Nieves, speaking to the Wall Street Journal, says he took his family with him to Miami and is seeking asylum in America after having been responsible for López’s conviction. His conscience, he says, did not let him be.

López, the leader of the opposition party Popular Will, was arrested in February 2014 for assembling a peaceful protest in the capital, Caracas. He was tried for arson, terrorism, and inciting violence, and found guilty of inciting violence and causing the death of prisoners. He is currently appealing the 13-year sentence.

Nieves, who led the charge, says all the evidence he presented was false. “Leopoldo López is innocent,” he tells the Wall Street Journal. “Prosecutors and judges fear that if anyone dissents from carrying out an order, he will be detained, or a criminal case will be invented against him and he will be jailed,” he explained, noting why he went along with the trial.
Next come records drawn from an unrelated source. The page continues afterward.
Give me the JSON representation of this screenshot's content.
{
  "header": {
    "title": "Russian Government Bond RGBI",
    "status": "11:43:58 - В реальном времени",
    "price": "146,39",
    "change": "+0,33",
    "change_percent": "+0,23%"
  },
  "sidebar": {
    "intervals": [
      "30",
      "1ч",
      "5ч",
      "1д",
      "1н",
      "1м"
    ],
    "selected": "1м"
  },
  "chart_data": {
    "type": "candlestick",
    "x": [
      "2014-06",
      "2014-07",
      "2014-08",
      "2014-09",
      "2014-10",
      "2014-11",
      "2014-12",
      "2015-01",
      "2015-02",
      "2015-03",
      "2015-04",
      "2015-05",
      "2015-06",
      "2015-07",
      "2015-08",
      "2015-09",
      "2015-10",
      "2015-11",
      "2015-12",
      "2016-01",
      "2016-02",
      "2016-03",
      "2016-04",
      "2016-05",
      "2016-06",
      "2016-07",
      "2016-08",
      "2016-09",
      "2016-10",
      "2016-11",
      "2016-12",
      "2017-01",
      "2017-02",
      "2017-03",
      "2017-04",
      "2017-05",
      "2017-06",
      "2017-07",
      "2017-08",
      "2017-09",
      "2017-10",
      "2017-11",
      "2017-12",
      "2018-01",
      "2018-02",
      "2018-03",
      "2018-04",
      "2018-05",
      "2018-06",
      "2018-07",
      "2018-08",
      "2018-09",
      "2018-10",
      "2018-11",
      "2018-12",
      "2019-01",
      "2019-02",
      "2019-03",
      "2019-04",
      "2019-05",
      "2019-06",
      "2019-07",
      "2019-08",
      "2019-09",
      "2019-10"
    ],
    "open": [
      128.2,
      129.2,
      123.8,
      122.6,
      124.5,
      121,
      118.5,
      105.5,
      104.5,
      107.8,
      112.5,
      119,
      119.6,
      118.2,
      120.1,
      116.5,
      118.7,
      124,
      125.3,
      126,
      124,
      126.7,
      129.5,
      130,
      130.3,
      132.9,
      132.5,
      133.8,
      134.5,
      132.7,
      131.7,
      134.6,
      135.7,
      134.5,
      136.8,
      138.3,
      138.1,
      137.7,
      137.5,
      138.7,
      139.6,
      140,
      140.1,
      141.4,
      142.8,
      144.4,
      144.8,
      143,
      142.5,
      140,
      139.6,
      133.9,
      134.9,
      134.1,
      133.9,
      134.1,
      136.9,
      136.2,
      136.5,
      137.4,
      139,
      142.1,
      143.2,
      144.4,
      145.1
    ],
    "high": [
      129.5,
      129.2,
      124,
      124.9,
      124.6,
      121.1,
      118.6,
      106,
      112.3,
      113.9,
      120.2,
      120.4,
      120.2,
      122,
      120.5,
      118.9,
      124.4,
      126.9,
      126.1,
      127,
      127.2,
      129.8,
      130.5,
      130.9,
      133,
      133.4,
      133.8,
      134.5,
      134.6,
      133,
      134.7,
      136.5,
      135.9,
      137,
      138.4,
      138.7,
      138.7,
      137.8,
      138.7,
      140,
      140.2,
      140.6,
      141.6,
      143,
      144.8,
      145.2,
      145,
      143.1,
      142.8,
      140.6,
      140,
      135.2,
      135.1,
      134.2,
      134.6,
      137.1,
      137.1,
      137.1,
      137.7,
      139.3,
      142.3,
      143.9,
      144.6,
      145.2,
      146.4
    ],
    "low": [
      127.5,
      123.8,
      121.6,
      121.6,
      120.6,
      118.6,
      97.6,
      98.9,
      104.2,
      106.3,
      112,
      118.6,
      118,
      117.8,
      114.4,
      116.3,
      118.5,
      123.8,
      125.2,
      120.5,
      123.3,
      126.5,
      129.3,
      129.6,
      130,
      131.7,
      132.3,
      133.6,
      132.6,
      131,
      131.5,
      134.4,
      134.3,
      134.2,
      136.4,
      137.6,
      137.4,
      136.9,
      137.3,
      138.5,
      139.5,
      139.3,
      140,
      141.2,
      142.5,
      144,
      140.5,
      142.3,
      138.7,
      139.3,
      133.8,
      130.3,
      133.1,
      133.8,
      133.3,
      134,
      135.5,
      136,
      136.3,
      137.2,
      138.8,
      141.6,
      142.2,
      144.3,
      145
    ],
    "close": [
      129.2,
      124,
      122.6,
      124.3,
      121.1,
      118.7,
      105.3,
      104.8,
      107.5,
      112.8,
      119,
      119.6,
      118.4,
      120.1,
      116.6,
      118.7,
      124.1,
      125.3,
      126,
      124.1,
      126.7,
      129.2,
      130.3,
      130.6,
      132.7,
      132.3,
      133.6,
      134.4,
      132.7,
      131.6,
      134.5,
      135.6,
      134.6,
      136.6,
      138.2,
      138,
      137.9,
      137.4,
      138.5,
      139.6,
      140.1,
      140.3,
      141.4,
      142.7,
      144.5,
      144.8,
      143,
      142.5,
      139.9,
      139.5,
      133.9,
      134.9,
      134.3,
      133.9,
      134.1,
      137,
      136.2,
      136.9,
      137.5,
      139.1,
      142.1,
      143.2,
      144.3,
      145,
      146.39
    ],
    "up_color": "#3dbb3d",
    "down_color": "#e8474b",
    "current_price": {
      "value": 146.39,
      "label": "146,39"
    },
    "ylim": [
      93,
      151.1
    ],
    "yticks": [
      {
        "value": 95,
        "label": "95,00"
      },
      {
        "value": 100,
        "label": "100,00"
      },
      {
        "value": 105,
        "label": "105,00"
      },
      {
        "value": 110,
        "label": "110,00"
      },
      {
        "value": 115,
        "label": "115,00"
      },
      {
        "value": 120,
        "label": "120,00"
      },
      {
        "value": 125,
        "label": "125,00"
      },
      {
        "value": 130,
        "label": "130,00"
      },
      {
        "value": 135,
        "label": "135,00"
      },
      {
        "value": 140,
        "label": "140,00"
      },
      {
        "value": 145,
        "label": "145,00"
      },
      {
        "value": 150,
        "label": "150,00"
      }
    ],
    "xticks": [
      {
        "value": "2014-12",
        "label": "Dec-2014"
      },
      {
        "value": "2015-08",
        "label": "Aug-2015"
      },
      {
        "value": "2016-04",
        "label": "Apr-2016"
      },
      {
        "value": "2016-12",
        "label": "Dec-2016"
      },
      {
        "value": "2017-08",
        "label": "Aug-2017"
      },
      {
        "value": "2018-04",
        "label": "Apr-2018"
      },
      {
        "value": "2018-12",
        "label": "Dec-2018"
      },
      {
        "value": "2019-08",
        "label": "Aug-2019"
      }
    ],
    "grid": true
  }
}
He asked for “forgiveness” from López’s family and noted that he “always saw their faces when I woke up in the middle of the night,” speaking specifically of López’s children.

Nieves also appeared on CNN Tuesday night to elaborate on his accusation that he was forced to present false evidence to imprison a political enemy of President Nicolás Maduro. “They put him in jail because they feared his leadership,” Nieves told CNN host Fernando del Rincón. “They violated his human rights by not allowing him to present evidence in the trial to exoneate himself.” Nieves added that the evidence he himself presented was “100% false” and that “at no moment was it poven that López made even a single call to violence or to burn the Public Minister. At all times he asked his followers for calm.”

The Venezuelan government has responded by accusing the White House of buying Nieves off or threatening his family. “It is vulgar, the way the United States blackmails, threatens, and buys off prosecutors in Latin America to prevent justice and satisfy their interests,” said Communications Minister Delcy Rodríguez in response to Nieves’s accusations.

She did not elaborate, though the statement may be a veiled reference to another Latin American prosecutor who challenged a Latin American head of state: Alberto Nisman, who accused Argentine President Cristina Fernández de Kirchner of aiding and abetting Hezbollah terrorists in order to secure trade deals with Iran. Nisman never got to present his case to the Argentine legislature; he was found with a fatal gunshot wound in his forehead the night before his scheduled congressional appearance. Fernández de Kirchner is a longtime ally of the Venezuelan regime.

Rodríguez added that the State Department’s comment expressing “concern” over the López case has been “rejected as insolence” by the Venezuelan government.

Venezuelan Ombudsman Tarek William Saab dismissed Nieves’s remarks entirely, telling reporters that “they simply do not exist.

Meanwhile, López’s attorney, Juan Carlos Gutiérrez, has told reporters that Nieves’s remarks have completely revolutionized the defense’s approach to the appellate process. “We are in the process of transcribing the prosecutor’s remarks in both videos and his declarations to the Wall Street Journal, in order to present them in the appellate process,” he said Wednesday.

The United Nations elected Venezuela to sit on its Human Rights Commission on Wednesday.